After listening to pleas to “eat your peas, it’ll make you healthy/strong/smart… blah, blah, blah…” for 13 or 14 years, young adolescents navigating through the weirdness of puberty should be excused for rolling their eyes and tuning their parents out. This is the last thing that occurs to many parents: “Maybe Johnny really doesn’t like peas…”
Let’s make one thing clear: Kids are allowed not to like certain foods. Probably their taste buds haven’t yet matured to the point where they might find peas palatable, even delicious. Maybe it’s a textural thing — the pea’s firm outer layer obscuring the squishy, mushy center. Maybe someone or something put the idea into your child’s head that peas are no good/you’ll turn green if you eat them (and so will your poop)/are for “sissies.” I remember when my young son loved to eat whole lobsters like his daddy until one day his physician grandfather taught him all about the eyes and the antennae and the roe (eggs) and the liver (the most delicious part of the lobster, by the way). That was the end of sharing lobster dinners with my son. (Watching my wife de-vein shrimp over the holidays did not have a similar outcome. It helps that he is an adult now.) Anyway, whatever the reason, your kid isn’t refusing to let a single pea into his or her mouth just to piss you off. At least, not at first.
If we really want our kids to eat peas or lobsters or anything that is remotely healthy, it turns out that telling them that the food is “healthy” or “good for them” isn’t going to work, especially for teenagers. A new study, published in Proceedings of the National Academy of Sciences, proposes that parents take a different tack: appeal to your teenager’s emerging sense of social responsibility and justice:
“We took a two-pronged approach to this,” Bryan says. “First, our healthy eating message was framed as an exposé of manipulative food industry marketing practices that influence and deceive adolescents and others into eating larger quantities of unhealthy foods.”
The researchers also described journalistic accounts of such industry practices as engineering processed foods to maximize addictiveness and to encourage overconsumption, as well as using deceptive labeling to make unhealthy products appear healthy.
Additionally, researchers outlined manipulative industry practices like disproportionately targeting poor people and very young children with advertisements for the unhealthiest products.
“We framed healthy eating as a way to ‘stick it to the man’ – we cast the executives behind food marketing as controlling adult authority figures and framed the avoidance of junk food as a way to rebel against their control.”
And it worked.
The more than 500 eighth grade students who participated in this study didn’t receive any “nutrition talks.” In fact, they didn’t even know their food choices were being monitored. What they did know is that they wanted to be in control:
The treatment resulted in a 7 percentage point increase in the rate at which teens chose to forgo sugary drinks in favor of water. It also led to an 11 percentage point increase in the rate at which they opted to forgo at least one unhealthy snack (chips or cookies) in favor of something healthy (fruit, carrots, or nuts).
“It is exciting to consider what the size of these effects would look like if extrapolated to average daily consumption,” Bryan says.
So Bryan did the math. The result could be a new psychological tool in the fight against childhood obesity: motivate healthier eating in teenagers by harnessing their emerging social values:
For example, if sustained over time, a 7 percent reduction in adolescents’ consumption of carbohydrates would correspond to one pound of body fat lost (or not gained) roughly every 6 weeks for boys and every 8 weeks for girls.
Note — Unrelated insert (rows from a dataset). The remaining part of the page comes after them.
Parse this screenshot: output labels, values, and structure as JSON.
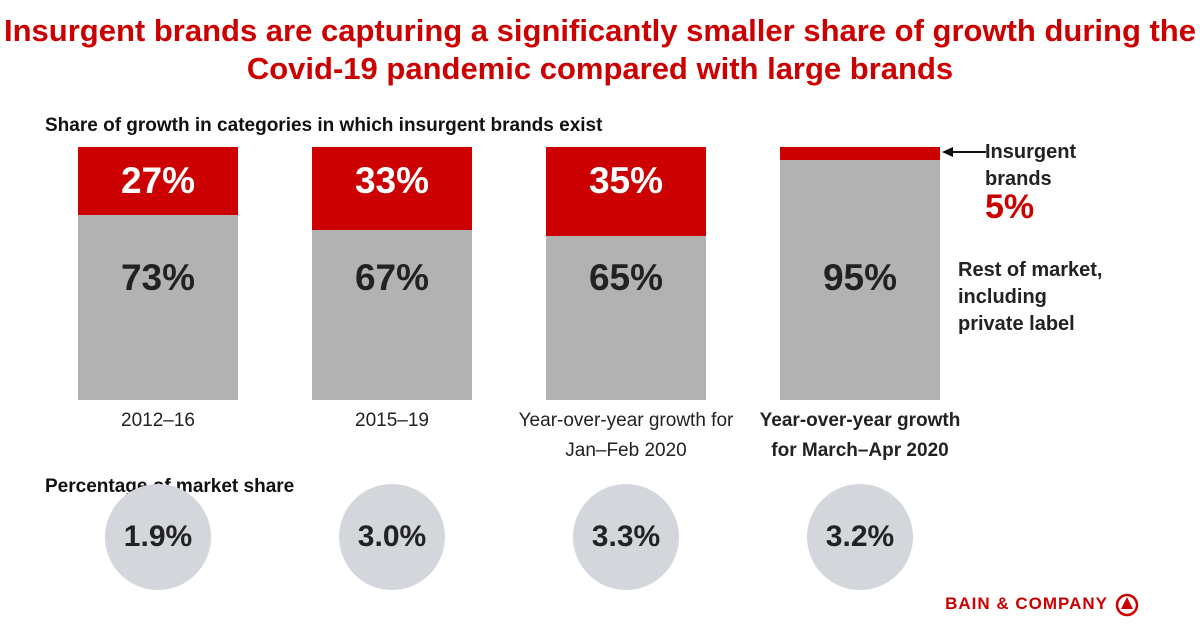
{
  "chart_data": {
    "type": "stacked_bar",
    "title": "Insurgent brands are capturing a significantly smaller share of growth during the Covid-19 pandemic compared with large brands",
    "subtitle": "Share of growth in categories in which insurgent brands exist",
    "categories": [
      "2012–16",
      "2015–19",
      "Year-over-year growth for Jan–Feb 2020",
      "Year-over-year growth for March–Apr 2020"
    ],
    "ylim": [
      0,
      100
    ],
    "series": [
      {
        "name": "Insurgent brands",
        "color": "#cc0000",
        "values": [
          27,
          33,
          35,
          5
        ],
        "value_labels": [
          "27%",
          "33%",
          "35%",
          "5%"
        ]
      },
      {
        "name": "Rest of market, including private label",
        "color": "#b2b2b2",
        "values": [
          73,
          67,
          65,
          95
        ],
        "value_labels": [
          "73%",
          "67%",
          "65%",
          "95%"
        ]
      }
    ],
    "market_share": {
      "title": "Percentage of market share",
      "values": [
        1.9,
        3.0,
        3.3,
        3.2
      ],
      "value_labels": [
        "1.9%",
        "3.0%",
        "3.3%",
        "3.2%"
      ],
      "color": "#d3d7dc"
    },
    "source": "BAIN & COMPANY"
  }
}
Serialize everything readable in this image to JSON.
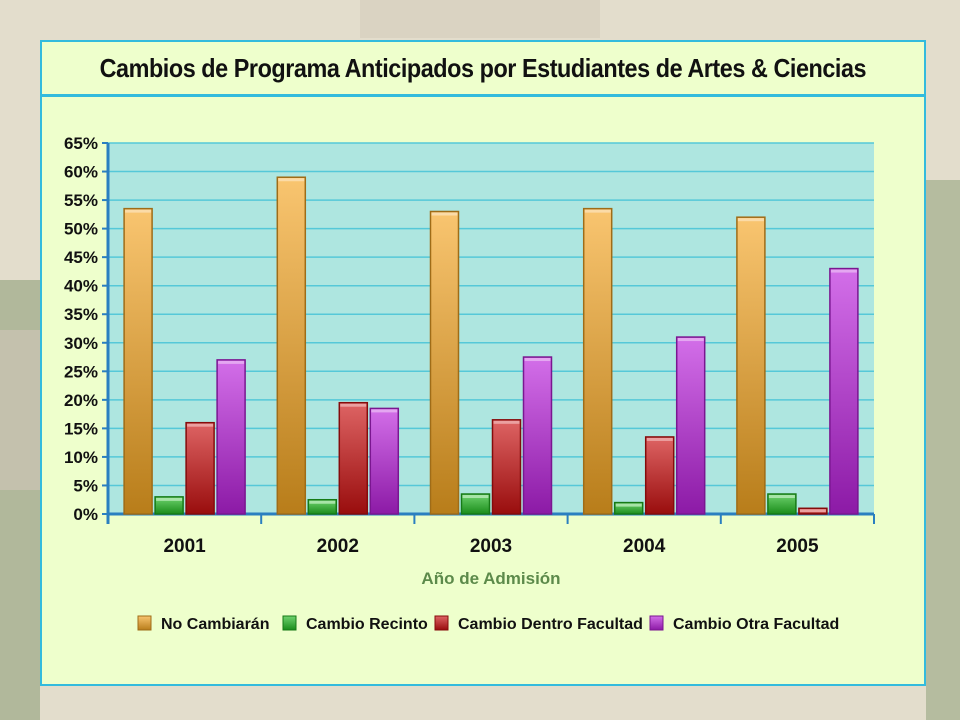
{
  "slide": {
    "title": "Cambios de Programa Anticipados por Estudiantes de Artes & Ciencias"
  },
  "colors": {
    "panel_bg": "#eeffcc",
    "panel_border": "#33bbdd",
    "plot_bg": "#aee6e0",
    "gridline": "#55c8d8",
    "xlabel_color": "#5c8a4a"
  },
  "chart_data": {
    "type": "bar",
    "title": "Cambios de Programa Anticipados por Estudiantes de Artes & Ciencias",
    "xlabel": "Año de Admisión",
    "ylabel": "",
    "categories": [
      "2001",
      "2002",
      "2003",
      "2004",
      "2005"
    ],
    "ylim": [
      0,
      65
    ],
    "yticks": [
      "0%",
      "5%",
      "10%",
      "15%",
      "20%",
      "25%",
      "30%",
      "35%",
      "40%",
      "45%",
      "50%",
      "55%",
      "60%",
      "65%"
    ],
    "ytick_values": [
      0,
      5,
      10,
      15,
      20,
      25,
      30,
      35,
      40,
      45,
      50,
      55,
      60,
      65
    ],
    "grid": true,
    "legend_position": "bottom",
    "series": [
      {
        "name": "No Cambiarán",
        "color": "#f5a623",
        "values": [
          53.5,
          59,
          53,
          53.5,
          52
        ]
      },
      {
        "name": "Cambio Recinto",
        "color": "#22bb22",
        "values": [
          3,
          2.5,
          3.5,
          2,
          3.5
        ]
      },
      {
        "name": "Cambio Dentro Facultad",
        "color": "#cc1111",
        "values": [
          16,
          19.5,
          16.5,
          13.5,
          1
        ]
      },
      {
        "name": "Cambio Otra Facultad",
        "color": "#bb22dd",
        "values": [
          27,
          18.5,
          27.5,
          31,
          43
        ]
      }
    ]
  }
}
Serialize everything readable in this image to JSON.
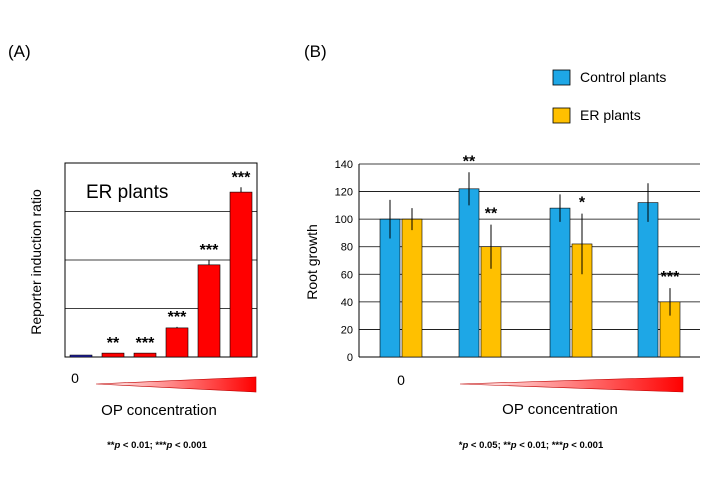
{
  "chart_data": [
    {
      "panel_label": "(A)",
      "type": "bar",
      "title": "ER plants",
      "ylabel": "Reporter induction ratio",
      "xlabel": "OP concentration",
      "x_first_label": "0",
      "ylim": [
        0,
        4
      ],
      "grid": true,
      "values": [
        0.04,
        0.08,
        0.08,
        0.6,
        1.9,
        3.4
      ],
      "errors": [
        0.0,
        0.0,
        0.0,
        0.02,
        0.1,
        0.1
      ],
      "significance": [
        "",
        "**",
        "***",
        "***",
        "***",
        "***"
      ],
      "bar_colors": [
        "#1f1fb0",
        "#ff0000",
        "#ff0000",
        "#ff0000",
        "#ff0000",
        "#ff0000"
      ],
      "footnote": [
        {
          "text": "**",
          "italic": false
        },
        {
          "text": "p",
          "italic": true
        },
        {
          "text": " < 0.01; ***",
          "italic": false
        },
        {
          "text": "p",
          "italic": true
        },
        {
          "text": " < 0.001",
          "italic": false
        }
      ]
    },
    {
      "panel_label": "(B)",
      "type": "bar",
      "ylabel": "Root growth",
      "xlabel": "OP concentration",
      "x_first_label": "0",
      "ylim": [
        0,
        140
      ],
      "yticks": [
        0,
        20,
        40,
        60,
        80,
        100,
        120,
        140
      ],
      "grid": true,
      "legend_position": "top-right",
      "series": [
        {
          "name": "Control plants",
          "color": "#1ea7e6",
          "values": [
            100,
            122,
            108,
            112
          ],
          "errors": [
            14,
            12,
            10,
            14
          ],
          "significance": [
            "",
            "**",
            "",
            ""
          ]
        },
        {
          "name": "ER plants",
          "color": "#ffc000",
          "values": [
            100,
            80,
            82,
            40
          ],
          "errors": [
            8,
            16,
            22,
            10
          ],
          "significance": [
            "",
            "**",
            "*",
            "***"
          ]
        }
      ],
      "footnote": [
        {
          "text": "*",
          "italic": false
        },
        {
          "text": "p",
          "italic": true
        },
        {
          "text": " < 0.05; **",
          "italic": false
        },
        {
          "text": "p",
          "italic": true
        },
        {
          "text": " < 0.01; ***",
          "italic": false
        },
        {
          "text": "p",
          "italic": true
        },
        {
          "text": " < 0.001",
          "italic": false
        }
      ]
    }
  ]
}
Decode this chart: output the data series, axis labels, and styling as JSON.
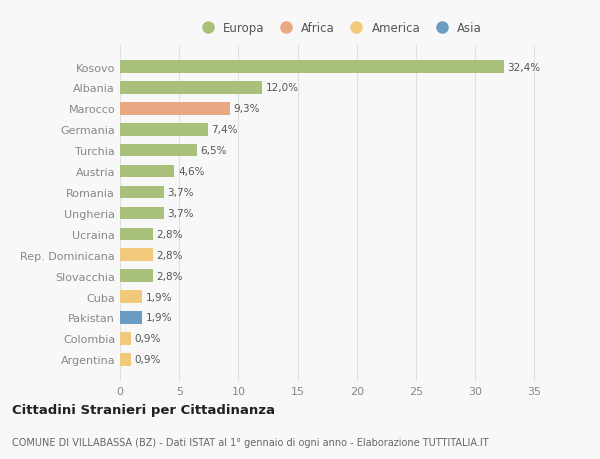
{
  "categories": [
    "Kosovo",
    "Albania",
    "Marocco",
    "Germania",
    "Turchia",
    "Austria",
    "Romania",
    "Ungheria",
    "Ucraina",
    "Rep. Dominicana",
    "Slovacchia",
    "Cuba",
    "Pakistan",
    "Colombia",
    "Argentina"
  ],
  "values": [
    32.4,
    12.0,
    9.3,
    7.4,
    6.5,
    4.6,
    3.7,
    3.7,
    2.8,
    2.8,
    2.8,
    1.9,
    1.9,
    0.9,
    0.9
  ],
  "labels": [
    "32,4%",
    "12,0%",
    "9,3%",
    "7,4%",
    "6,5%",
    "4,6%",
    "3,7%",
    "3,7%",
    "2,8%",
    "2,8%",
    "2,8%",
    "1,9%",
    "1,9%",
    "0,9%",
    "0,9%"
  ],
  "colors": [
    "#a8c07a",
    "#a8c07a",
    "#e8a882",
    "#a8c07a",
    "#a8c07a",
    "#a8c07a",
    "#a8c07a",
    "#a8c07a",
    "#a8c07a",
    "#f0c97a",
    "#a8c07a",
    "#f0c97a",
    "#6b9dc2",
    "#f0c97a",
    "#f0c97a"
  ],
  "legend_labels": [
    "Europa",
    "Africa",
    "America",
    "Asia"
  ],
  "legend_colors": [
    "#a8c07a",
    "#e8a882",
    "#f0c97a",
    "#6b9dc2"
  ],
  "title": "Cittadini Stranieri per Cittadinanza",
  "subtitle": "COMUNE DI VILLABASSA (BZ) - Dati ISTAT al 1° gennaio di ogni anno - Elaborazione TUTTITALIA.IT",
  "xlim": [
    0,
    37
  ],
  "xticks": [
    0,
    5,
    10,
    15,
    20,
    25,
    30,
    35
  ],
  "background_color": "#f8f8f8",
  "grid_color": "#e0e0e0",
  "bar_height": 0.6,
  "label_fontsize": 7.5,
  "ytick_fontsize": 8,
  "xtick_fontsize": 8,
  "legend_fontsize": 8.5,
  "title_fontsize": 9.5,
  "subtitle_fontsize": 7
}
Policy analysts argue that preventing obesity is both more effective and less expensive than treating people who are already obese. The potential for this new “value harnessing” approach could lead to lasting change.
“This approach provides an immediate, symbolic benefit for resisting temptation: feeling like a high-status and respect-worthy person right now because one is acting in accordance with important values shared with one’s peers,” Bryan says.
Now eat your peas. Really. You’ll like them.